Sherrie Dornberger, RNC, CDONA, FACDONA, executive director, NADONA

Q: I hear a lot about OBRA 87. Is there a document that I could read to learn more about the thoughts behind it?

A: Having been a director of nursing before, during and after OBRA, I can tell you, “We have come a long way, baby.” The best document I have found is from the Henry J. Kaiser Family Foundation. It’s an entire booklet titled “Nursing Home Quality Care Twenty Years After the Omnibus Reconciliation Act of 1987,” printed in 2007, prepared by Joshua Wiener, Ph.D. It’s available at www.kff.org.

At the booklet’s conclusion, Wiener writes, “In the 20 years since the passage of OBRA 87, real progress has been made in providing improved quality care to nursing home residents, yet significant problems remain …

“The 20th anniversary of the nursing home reform amendments provides an important opportunity to consider lessons learned, assess options for the future, and strategies for caring for an aging population in a variety of long-term care settings.”

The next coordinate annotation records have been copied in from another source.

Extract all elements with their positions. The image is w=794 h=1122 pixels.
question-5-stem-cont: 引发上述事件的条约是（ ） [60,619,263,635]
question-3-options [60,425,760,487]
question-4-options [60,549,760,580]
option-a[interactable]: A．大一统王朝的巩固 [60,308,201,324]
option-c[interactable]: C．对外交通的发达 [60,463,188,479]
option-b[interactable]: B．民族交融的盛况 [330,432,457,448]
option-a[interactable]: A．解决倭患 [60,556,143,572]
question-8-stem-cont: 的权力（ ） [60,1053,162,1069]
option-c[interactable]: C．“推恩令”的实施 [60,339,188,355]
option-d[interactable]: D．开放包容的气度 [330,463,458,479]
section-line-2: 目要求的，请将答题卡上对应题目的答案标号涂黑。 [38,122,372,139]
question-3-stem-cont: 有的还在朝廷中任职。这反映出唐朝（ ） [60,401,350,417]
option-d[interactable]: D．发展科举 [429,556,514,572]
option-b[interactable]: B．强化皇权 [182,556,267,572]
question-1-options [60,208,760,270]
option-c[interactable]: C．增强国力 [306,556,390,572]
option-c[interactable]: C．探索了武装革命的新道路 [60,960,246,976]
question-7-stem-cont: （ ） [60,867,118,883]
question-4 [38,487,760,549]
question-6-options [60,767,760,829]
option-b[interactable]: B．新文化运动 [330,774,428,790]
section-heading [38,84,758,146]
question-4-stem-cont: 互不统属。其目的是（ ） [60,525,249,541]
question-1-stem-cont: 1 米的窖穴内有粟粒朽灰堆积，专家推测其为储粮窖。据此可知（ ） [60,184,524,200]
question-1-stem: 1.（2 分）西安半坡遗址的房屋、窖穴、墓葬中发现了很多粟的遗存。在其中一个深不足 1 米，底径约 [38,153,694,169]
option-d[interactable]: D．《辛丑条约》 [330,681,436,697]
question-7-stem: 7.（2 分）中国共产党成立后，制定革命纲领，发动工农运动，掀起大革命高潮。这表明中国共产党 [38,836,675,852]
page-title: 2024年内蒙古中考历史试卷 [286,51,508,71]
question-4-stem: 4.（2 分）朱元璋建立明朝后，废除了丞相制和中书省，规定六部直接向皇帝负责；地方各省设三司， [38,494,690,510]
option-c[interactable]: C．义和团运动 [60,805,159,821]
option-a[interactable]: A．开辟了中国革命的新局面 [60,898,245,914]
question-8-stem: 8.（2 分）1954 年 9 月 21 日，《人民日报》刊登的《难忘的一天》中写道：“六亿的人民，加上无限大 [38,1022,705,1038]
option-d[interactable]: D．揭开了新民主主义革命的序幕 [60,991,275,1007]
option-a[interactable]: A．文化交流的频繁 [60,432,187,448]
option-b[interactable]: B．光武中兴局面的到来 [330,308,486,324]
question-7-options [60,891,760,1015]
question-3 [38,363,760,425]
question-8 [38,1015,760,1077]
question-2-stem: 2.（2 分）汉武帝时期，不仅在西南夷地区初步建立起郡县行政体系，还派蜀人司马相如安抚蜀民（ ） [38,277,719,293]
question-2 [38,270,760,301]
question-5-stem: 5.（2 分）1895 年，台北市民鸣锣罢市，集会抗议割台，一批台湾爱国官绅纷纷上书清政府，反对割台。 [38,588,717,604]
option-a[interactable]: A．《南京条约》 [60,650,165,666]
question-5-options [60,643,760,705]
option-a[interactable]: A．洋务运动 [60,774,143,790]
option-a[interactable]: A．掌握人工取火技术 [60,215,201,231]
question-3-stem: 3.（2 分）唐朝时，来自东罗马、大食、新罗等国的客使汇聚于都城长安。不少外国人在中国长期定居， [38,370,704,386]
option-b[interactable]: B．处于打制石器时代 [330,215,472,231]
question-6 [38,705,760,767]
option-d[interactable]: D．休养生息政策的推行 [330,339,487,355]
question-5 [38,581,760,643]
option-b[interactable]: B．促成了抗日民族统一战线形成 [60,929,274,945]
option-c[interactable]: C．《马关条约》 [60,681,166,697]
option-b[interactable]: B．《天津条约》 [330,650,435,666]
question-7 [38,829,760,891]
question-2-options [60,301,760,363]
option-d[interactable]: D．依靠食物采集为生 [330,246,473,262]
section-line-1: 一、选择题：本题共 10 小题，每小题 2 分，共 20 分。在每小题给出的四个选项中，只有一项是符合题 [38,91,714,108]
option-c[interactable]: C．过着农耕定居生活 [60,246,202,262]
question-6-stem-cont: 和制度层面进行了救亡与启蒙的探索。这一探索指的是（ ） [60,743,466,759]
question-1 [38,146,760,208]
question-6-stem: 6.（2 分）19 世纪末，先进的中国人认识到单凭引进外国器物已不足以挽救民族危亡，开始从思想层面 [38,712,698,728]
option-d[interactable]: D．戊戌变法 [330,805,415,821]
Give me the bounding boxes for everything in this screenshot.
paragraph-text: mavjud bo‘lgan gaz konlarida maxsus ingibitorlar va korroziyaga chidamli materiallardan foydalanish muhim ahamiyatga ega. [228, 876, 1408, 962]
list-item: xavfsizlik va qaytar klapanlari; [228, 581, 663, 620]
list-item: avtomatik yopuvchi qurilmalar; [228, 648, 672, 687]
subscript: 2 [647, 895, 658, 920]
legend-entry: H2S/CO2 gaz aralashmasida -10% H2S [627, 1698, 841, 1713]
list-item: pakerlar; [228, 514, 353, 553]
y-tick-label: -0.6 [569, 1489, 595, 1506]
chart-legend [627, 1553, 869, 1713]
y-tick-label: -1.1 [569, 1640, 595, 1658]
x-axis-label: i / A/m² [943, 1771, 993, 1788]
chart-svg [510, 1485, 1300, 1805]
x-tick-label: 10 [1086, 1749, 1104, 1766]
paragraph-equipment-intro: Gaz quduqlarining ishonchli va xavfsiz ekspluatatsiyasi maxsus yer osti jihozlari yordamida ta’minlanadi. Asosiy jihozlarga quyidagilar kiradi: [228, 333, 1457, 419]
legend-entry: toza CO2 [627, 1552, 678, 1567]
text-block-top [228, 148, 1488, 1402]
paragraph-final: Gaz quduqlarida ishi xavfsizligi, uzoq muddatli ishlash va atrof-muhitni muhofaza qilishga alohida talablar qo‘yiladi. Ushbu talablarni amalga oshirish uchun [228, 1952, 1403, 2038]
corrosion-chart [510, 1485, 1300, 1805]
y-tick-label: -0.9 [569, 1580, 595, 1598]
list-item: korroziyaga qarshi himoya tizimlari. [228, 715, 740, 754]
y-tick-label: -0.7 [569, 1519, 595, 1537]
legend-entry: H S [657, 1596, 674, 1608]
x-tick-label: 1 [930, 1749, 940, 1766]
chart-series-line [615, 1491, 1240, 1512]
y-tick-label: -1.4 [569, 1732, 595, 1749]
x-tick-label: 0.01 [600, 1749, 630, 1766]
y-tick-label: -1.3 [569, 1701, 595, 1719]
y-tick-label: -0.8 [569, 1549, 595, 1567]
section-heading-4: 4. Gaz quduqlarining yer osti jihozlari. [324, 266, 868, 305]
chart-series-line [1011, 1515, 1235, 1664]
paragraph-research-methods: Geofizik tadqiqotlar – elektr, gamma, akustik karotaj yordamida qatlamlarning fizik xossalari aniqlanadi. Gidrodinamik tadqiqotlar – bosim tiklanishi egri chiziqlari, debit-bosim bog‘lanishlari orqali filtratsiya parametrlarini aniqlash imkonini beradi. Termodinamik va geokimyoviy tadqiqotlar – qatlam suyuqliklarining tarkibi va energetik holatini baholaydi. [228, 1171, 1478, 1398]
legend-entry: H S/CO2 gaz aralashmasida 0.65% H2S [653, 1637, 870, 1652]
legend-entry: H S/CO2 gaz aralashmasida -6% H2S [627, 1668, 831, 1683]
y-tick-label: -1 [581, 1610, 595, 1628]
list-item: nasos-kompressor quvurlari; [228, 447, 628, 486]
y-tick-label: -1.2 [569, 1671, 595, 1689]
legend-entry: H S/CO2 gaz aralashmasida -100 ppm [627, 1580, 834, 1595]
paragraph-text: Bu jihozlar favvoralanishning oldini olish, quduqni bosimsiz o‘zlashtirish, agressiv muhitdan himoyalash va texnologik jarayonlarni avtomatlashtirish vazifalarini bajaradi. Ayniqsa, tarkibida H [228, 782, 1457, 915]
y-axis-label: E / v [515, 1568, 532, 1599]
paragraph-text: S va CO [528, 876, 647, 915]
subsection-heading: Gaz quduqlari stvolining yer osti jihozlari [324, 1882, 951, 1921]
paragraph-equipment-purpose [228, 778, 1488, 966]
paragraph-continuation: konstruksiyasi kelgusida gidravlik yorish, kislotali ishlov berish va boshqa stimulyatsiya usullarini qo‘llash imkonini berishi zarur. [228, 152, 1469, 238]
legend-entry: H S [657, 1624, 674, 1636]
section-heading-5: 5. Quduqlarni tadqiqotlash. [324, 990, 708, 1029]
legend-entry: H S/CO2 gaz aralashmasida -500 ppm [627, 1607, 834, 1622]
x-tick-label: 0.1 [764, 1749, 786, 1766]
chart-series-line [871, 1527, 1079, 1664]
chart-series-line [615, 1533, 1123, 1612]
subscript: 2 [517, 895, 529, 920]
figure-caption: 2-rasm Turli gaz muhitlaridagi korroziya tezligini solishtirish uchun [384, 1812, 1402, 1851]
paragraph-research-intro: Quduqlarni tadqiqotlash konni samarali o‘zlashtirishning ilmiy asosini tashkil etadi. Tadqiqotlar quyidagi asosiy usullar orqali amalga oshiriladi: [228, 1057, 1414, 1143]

The Kaiser booklet puts “everything OBRA” into one concise booklet. It goes over the rules, the changes in regulations and inspections, and how regulations were initiated. It reviews the reimbursement and prospective versus retrospective payment.

OBRA changed long-term care as it forced us to look at the needs of the “individual” resident. For instance, we would produce a policy, say, on whirlpool baths and everyone was forced to have their bath on our time schedule, when the CNA or charge nurse would create the WP schedule, with no consideration to the fact that the resident might be in pain and an evening bath may be less painful for him or her.

Before OBRA, we felt as though we allowed those residents to live in OUR facilities. Facilities today are much more homelike and friendlier places.